Mom committed to psychiatric hospital after son's father kills the boy; why is the heavy hand of the state on grieving moms and not murderous dads? (Burlington, Vermont)

This case perfectly encapsulated how mothers and fathers are treated differently by those in authority.

As so often happens, the mother had legitimate concerns about her son's safety when he was with her ex-husband, the boy's father. The police, being men and/or overtly sympathetic to the male point of view, ignored her. So Dad was free to carry on as he wished, and his wishes apparently included murdering the boy.

Mom reacts with grief to the murder of her son, so SHE is locked up in a psychiatric hospital AGAINST HER WILL. There is no evidence that there was any compelling reason to lock her up. It finally takes a court order to get her out. And that's 5 WEEKS LATER.

Gee, the power of the state will come down on a depressed mother, but does NOTHING to a violent father.

That tells you everything you need to know about how the system works in a nutshell.

The killer dad was LUDWIG SCHUMACHER.

http://news.yahoo.com/vt-mother-held-psychiatric-ward-freed-judge-053436345.html

Vt. mother held in psychiatric ward freed by judge

Associated Press
January 25, 2014 10:26 AM

BURLINGTON, Vt. (AP) — A Vermont woman held against her will for more than five weeks at a psychiatric ward after her estranged husband killed their son and then hanged himself was ordered released by a judge Friday.

Christina Schumacher, 48, was ordered released immediately from Fletcher Allen Health Care in Burlington by Vermont Superior Court Judge Kevin Griffin, the Burlington Free Press reported (http://bfpne.ws/1jMHYKp).

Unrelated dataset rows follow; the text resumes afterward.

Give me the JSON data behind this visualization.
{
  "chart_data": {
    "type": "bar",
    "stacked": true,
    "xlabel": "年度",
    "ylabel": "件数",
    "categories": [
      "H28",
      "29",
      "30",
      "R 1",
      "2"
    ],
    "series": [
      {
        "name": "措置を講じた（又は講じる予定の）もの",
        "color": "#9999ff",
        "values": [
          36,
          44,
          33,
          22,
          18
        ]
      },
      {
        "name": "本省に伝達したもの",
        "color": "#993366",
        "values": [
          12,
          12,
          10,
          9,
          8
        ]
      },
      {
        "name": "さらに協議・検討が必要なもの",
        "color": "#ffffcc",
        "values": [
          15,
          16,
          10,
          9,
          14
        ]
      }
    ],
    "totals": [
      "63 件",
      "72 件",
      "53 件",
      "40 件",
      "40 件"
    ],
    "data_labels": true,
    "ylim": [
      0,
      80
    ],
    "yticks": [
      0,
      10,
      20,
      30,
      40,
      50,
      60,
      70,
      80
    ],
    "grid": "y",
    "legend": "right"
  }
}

Schumacher had been at the hospital since Dec. 19, a day after 14-year-old Gunnar Schumacher and 49-year-old Ludwig Schumacher were found dead in an Essex apartment. Police said the father strangled the high school freshman before he hanged himself.

It was unclear whether Schumacher had left the facility by Friday night.

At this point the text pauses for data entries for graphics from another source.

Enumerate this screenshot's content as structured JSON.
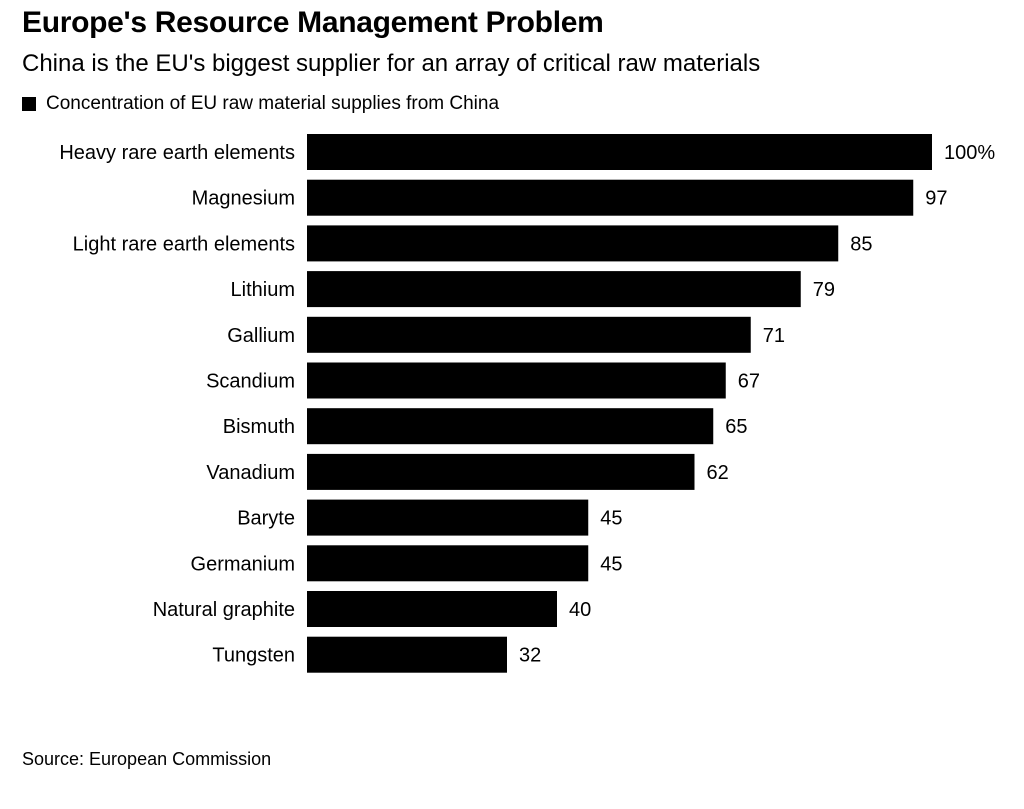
{
  "title": "Europe's Resource Management Problem",
  "subtitle": "China is the EU's biggest supplier for an array of critical raw materials",
  "legend": {
    "label": "Concentration of EU raw material supplies from China",
    "color": "#000000"
  },
  "source": "Source: European Commission",
  "chart_data": {
    "type": "bar",
    "orientation": "horizontal",
    "title": "Europe's Resource Management Problem",
    "subtitle": "China is the EU's biggest supplier for an array of critical raw materials",
    "xlabel": "",
    "ylabel": "",
    "xlim": [
      0,
      100
    ],
    "grid": false,
    "legend_position": "top-left",
    "series": [
      {
        "name": "Concentration of EU raw material supplies from China",
        "color": "#000000",
        "values": [
          100,
          97,
          85,
          79,
          71,
          67,
          65,
          62,
          45,
          45,
          40,
          32
        ]
      }
    ],
    "categories": [
      "Heavy rare earth elements",
      "Magnesium",
      "Light rare earth elements",
      "Lithium",
      "Gallium",
      "Scandium",
      "Bismuth",
      "Vanadium",
      "Baryte",
      "Germanium",
      "Natural graphite",
      "Tungsten"
    ],
    "values": [
      100,
      97,
      85,
      79,
      71,
      67,
      65,
      62,
      45,
      45,
      40,
      32
    ],
    "data_labels": [
      "100%",
      "97",
      "85",
      "79",
      "71",
      "67",
      "65",
      "62",
      "45",
      "45",
      "40",
      "32"
    ]
  }
}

Griffin said in his ruling that he disagreed with a doctor's assessment before Schumacher arrived for a regular appointment the day after the murder-suicide that she needed to admit herself or be taken into custody.

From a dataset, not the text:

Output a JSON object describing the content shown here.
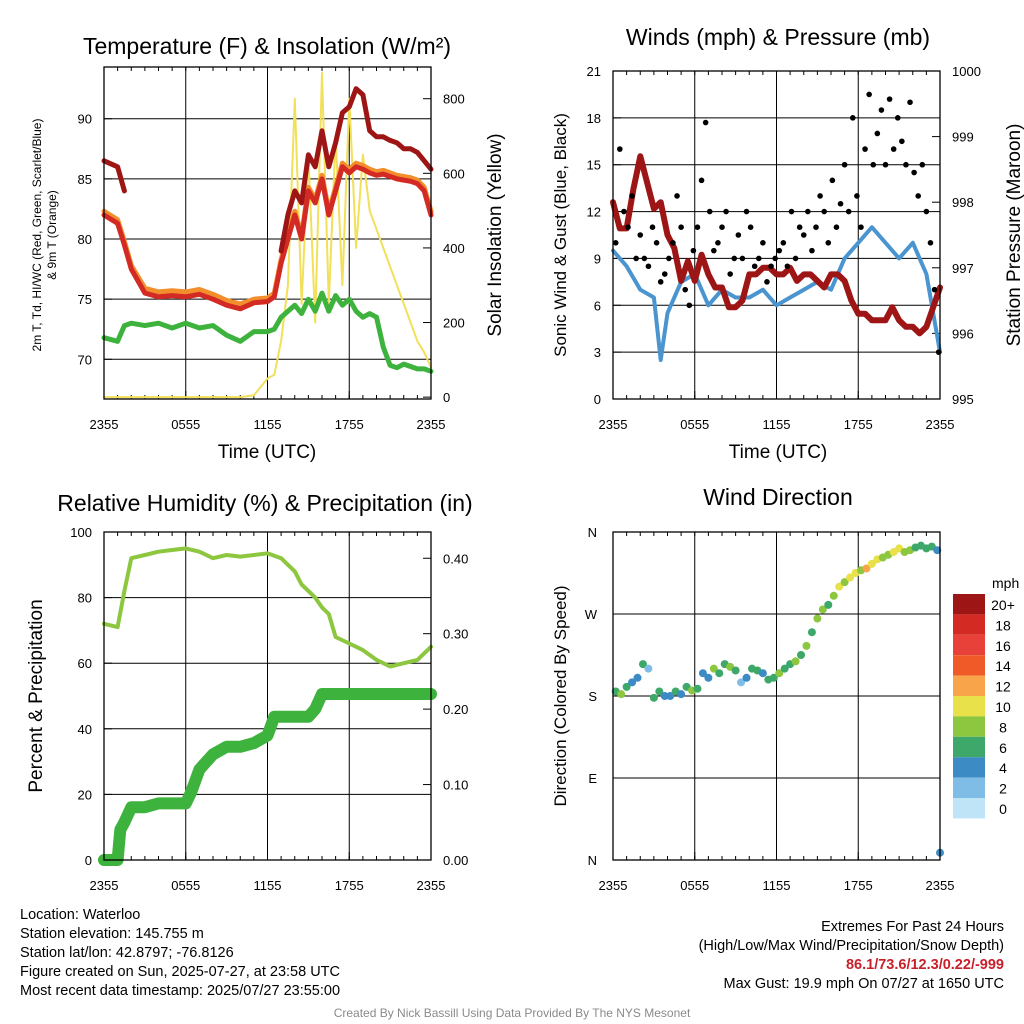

"The court did not find, by clear and convincing evidence, that Respondent was a person in need of treatment at the time of admission or application, nor a patient in need of further treatment at the time of the hearing," Griffin wrote in his ruling.

The Burlington Free Press reported that, according to court records, Schumacher indicated to her sister after the couple separated last summer that she would kill herself if anything happened to her two children.

"I am not ill; I am simply a mother who is grieving the tragic loss of her young son," Schumacher told the Burlington Free Press this week. "No mother should ever have to experience this loss."

Schumacher told the newspaper that she and her insurance company had been billed for the unwanted treatment.

Mike Noble, a spokesman for the hospital, said that he can't speak to the specifics of the case but "that in all matters such as this we make decisions that we think are in the best interests of the patient."

Schumacher had warned police that she feared for her son's safety hours before the bodies were found, according to court papers. She told Essex police the night before the murder-suicide that she feared Ludwig Schumacher might try to take the teenager out of the country, according to court papers.

Ludwig Schumacher was a former member of the Vermont National Guard and state Republican campaign official. Police said he left a typed suicide note in the apartment.